Much attention has been given to the advent of long fiber thermoplastics due to their desirable recycling, manufacturing, and mechanical properties. However, the question remains as to whether current analysis tools and techniques can safely capture this material's behavior.
A thermoplastic is a polymer (or resin material) which becomes pliable or moldable above a specific temperature and returns to a solid state upon cooling. This is in contrast to thermosetting plastics which are irreversibly cured.
When compared to other materials, thermoplastics stack up well:
- 60% lighter and 600% stiffer than steel
- 30% lighter than aluminum
- 200% tougher than thermoset composites
- 60% less scrap during production than sheet goods
- Recyclable and reusable
A downside is that they are generally more expensive. Epoxy thermosets are typically $1-10/pound, while PEEK thermoplastics can cost anywhere between $10-100/lb.
One of the most promising uses of this thermoplastic resin is as a matrix material for long, discontinuous fiber advanced composites.
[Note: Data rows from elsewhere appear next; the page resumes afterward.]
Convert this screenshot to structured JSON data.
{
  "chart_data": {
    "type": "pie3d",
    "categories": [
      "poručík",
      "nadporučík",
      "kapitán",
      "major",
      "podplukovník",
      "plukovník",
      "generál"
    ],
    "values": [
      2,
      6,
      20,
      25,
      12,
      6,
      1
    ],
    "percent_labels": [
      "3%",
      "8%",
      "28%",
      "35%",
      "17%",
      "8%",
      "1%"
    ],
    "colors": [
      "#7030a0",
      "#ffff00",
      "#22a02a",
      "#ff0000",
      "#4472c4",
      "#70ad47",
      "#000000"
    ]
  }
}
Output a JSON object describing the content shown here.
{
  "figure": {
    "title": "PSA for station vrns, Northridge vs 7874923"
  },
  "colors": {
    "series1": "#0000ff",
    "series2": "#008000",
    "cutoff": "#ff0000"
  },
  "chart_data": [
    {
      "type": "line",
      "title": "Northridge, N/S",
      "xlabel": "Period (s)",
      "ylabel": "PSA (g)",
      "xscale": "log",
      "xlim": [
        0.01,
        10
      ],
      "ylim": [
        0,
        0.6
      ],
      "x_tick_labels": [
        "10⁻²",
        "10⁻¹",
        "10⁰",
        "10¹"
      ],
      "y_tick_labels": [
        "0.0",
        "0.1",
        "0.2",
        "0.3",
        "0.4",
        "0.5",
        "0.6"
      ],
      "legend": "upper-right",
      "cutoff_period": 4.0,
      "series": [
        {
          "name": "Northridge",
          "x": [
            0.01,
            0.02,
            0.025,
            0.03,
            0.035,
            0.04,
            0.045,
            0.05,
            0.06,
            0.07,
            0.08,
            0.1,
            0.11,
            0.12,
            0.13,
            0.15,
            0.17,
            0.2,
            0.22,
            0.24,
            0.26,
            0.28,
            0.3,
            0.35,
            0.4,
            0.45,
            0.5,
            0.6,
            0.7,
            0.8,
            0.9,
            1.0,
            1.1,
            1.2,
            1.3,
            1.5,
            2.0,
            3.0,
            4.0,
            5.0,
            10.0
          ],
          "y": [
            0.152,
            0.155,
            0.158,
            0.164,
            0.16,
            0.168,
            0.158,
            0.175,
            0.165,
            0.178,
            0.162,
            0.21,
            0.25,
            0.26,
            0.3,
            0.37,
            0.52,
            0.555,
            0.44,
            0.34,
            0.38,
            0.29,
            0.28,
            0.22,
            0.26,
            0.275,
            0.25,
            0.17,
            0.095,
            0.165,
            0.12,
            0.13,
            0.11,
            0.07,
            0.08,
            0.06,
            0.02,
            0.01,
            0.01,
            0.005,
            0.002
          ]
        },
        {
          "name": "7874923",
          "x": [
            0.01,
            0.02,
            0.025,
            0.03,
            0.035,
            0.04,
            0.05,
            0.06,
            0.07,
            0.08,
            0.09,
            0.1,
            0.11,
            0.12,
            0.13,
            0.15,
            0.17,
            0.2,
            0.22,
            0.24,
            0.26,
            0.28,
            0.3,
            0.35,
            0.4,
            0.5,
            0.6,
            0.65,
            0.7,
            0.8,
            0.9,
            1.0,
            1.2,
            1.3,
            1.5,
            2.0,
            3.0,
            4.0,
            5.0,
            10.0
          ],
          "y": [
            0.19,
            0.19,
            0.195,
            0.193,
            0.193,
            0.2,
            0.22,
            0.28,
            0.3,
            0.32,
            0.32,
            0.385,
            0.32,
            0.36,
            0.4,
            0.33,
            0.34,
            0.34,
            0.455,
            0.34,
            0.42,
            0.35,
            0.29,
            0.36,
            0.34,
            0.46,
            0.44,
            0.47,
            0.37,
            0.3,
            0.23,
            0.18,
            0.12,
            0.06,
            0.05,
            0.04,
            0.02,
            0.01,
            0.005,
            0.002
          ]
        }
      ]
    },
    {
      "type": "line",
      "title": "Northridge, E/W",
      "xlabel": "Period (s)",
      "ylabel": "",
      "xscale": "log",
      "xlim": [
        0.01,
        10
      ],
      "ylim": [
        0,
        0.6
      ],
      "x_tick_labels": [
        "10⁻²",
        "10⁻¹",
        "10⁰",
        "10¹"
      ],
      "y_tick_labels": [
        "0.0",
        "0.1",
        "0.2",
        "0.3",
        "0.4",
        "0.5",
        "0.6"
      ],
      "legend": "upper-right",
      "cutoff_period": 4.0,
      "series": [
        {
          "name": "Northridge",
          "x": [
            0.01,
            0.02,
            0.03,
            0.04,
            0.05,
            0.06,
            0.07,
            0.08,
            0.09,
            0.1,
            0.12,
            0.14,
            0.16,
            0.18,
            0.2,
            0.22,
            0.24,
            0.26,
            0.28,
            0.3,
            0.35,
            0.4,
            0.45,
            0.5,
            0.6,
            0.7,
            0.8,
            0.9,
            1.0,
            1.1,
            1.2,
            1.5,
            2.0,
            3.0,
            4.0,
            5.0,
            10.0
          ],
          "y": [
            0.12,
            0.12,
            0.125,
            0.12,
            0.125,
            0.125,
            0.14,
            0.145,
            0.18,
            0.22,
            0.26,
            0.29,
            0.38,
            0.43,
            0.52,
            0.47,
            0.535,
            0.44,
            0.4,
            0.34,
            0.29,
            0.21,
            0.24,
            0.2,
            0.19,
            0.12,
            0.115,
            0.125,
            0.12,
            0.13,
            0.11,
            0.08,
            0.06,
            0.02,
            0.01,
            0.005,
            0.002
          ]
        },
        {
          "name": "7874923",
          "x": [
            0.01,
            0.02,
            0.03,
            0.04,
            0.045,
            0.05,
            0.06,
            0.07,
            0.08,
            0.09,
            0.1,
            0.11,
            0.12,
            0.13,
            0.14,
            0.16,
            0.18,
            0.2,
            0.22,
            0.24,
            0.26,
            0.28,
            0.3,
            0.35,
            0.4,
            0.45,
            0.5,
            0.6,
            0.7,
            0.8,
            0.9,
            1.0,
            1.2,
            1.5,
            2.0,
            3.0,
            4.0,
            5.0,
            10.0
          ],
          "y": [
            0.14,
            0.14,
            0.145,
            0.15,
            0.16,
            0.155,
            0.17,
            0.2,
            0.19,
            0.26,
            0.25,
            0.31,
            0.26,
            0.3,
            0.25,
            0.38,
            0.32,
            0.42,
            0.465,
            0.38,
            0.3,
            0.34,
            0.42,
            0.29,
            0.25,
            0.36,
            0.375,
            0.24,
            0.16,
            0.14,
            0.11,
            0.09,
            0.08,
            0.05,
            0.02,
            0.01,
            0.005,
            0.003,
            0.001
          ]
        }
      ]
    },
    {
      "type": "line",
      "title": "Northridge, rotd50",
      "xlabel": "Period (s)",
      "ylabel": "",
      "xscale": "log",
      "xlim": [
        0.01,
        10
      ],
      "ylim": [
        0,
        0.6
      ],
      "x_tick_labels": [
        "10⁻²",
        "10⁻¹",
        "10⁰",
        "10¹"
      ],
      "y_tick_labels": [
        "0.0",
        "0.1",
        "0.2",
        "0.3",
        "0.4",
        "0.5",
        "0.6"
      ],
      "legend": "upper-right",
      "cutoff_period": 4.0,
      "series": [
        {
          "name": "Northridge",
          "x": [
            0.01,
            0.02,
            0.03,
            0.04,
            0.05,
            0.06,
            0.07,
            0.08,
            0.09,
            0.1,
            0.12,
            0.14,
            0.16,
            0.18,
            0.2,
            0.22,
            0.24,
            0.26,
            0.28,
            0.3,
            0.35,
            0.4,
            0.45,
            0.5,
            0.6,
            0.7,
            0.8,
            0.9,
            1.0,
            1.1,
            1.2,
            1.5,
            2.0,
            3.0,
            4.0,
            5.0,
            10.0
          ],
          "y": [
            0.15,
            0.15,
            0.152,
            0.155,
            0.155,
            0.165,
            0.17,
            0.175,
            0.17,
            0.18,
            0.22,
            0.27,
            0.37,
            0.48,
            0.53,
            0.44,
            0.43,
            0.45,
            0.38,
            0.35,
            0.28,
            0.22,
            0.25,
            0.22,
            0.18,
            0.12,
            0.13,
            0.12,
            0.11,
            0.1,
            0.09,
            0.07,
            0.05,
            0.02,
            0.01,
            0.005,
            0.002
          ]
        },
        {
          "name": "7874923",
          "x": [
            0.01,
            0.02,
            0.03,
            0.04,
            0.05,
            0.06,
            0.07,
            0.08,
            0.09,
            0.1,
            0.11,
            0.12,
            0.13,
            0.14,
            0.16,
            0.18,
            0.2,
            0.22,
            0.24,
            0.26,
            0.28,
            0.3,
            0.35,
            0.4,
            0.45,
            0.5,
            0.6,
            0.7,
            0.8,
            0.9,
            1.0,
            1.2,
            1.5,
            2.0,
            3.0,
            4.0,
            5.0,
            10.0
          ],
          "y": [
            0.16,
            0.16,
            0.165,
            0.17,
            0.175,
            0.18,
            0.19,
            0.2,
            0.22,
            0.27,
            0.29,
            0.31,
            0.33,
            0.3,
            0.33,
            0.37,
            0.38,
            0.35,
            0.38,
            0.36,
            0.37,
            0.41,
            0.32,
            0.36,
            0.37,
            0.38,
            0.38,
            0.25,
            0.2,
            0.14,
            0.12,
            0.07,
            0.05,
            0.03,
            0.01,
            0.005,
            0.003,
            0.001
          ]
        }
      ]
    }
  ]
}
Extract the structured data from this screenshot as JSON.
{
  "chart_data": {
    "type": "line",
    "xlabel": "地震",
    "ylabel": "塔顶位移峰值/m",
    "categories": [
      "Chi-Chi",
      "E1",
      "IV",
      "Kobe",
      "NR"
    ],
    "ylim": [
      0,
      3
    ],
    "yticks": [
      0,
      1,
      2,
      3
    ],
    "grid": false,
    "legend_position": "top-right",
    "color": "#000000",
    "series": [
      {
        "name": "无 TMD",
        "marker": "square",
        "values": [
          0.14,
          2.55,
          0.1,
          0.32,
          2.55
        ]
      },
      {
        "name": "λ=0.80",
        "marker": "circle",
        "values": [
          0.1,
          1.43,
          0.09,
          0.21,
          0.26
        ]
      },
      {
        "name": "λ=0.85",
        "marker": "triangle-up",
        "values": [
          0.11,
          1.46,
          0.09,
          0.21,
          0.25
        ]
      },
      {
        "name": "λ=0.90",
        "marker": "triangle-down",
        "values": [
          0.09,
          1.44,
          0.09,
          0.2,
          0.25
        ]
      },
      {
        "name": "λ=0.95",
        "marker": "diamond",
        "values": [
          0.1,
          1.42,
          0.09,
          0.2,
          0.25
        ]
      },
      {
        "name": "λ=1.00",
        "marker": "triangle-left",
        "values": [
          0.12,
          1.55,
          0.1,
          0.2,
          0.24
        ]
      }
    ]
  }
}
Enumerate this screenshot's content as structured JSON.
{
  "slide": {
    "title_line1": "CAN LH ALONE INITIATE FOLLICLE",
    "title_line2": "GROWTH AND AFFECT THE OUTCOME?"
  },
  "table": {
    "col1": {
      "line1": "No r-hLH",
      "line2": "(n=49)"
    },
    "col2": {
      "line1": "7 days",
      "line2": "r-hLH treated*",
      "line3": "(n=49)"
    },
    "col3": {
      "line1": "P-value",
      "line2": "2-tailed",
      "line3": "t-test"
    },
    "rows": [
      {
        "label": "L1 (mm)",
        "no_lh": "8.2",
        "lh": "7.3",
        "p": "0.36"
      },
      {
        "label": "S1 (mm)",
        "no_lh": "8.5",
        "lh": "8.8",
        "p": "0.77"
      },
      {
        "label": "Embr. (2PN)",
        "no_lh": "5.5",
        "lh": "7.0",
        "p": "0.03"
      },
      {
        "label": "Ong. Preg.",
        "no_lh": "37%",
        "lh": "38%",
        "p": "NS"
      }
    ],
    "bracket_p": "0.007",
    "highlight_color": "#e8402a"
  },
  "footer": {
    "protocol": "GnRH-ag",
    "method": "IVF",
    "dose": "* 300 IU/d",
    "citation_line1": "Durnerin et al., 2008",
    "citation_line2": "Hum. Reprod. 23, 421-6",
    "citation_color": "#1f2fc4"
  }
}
Compared to short fiber composites and thermosets, long fiber thermoplastics (LFTs) offer better mechanical properties in terms of elastic stiffness, strength, creep and fatigue endurance, and crashworthiness.
When aligned along the loading axis, long fiber thermoplastics can withstand up to 70% of the load of continuous fiber composites at a fraction of the manufacturing costs. As techniques improve, the ability to "align" fibers will likely improve and manufacturing costs will continue to decrease.
LFTs are also favorable because existing injection molding machines used in industry today can be adjusted to mass-produce LFT parts.
For these reasons, some believe that thermoplastics could be the "missing link" between exotic advanced composite applications and the mass market.
Whether this is just marketing hype has yet to be seen, but what we do know is that with the advent of this new blend of composites, empiricists need to come up with a whole new set of theories to capture and predict LFT behavior.
It is a well-disguised fact that most composite analysis tools utilize simplifying assumptions that don't play nicely with long fiber composites. Analytical theories that assume inclusions are "oblong" or "spherical" in shape are voided with long fiber composites, because the real material deviates so far from the ideal (assumed) geometry. And don't even get us started on theories that utilize rule of mixtures.
When a discontinuous short- or long-fiber polymer composite is subjected to monotonic loading or cyclic loading, matrix cracking initiates from existing micro-voids in the matrix material, or cracking will start from fiber ends which are the sites of stress concentrations. This cracking then combines forces with (or is sometimes the cause of) fiber-matrix debonding at the fiber-matrix interfaces. The final cause of failure is often fiber pull-out and rupture.
Depending on the pre-treatment and manufacturing method used, an LFT composite part can have vastly different values for influential properties such as fiber orientation, material defects, matrix voids, and fiber degradation factors.
Constructing analytical equations to account for these variables is feasible but very time-consuming. It is far better to have a realistic geometry and physics-based approach for capturing microstructural nuances and predicting material behavior. That is where a tool with advanced micromechanical modeling capabilities, such as MultiMech, can become a huge advantage.
Long fiber thermoplastics have great potential, but whether or not they will be the material that "catapults" past steel/aluminum is uncertain. What is more probable is that engineers will continue to invent new ways to combine materials, yielding more customized and favorable mechanical properties.
If we are to keep up with this innovation, engineers must adopt flexible physics-based modeling technologies rather than calibrated analytical equations.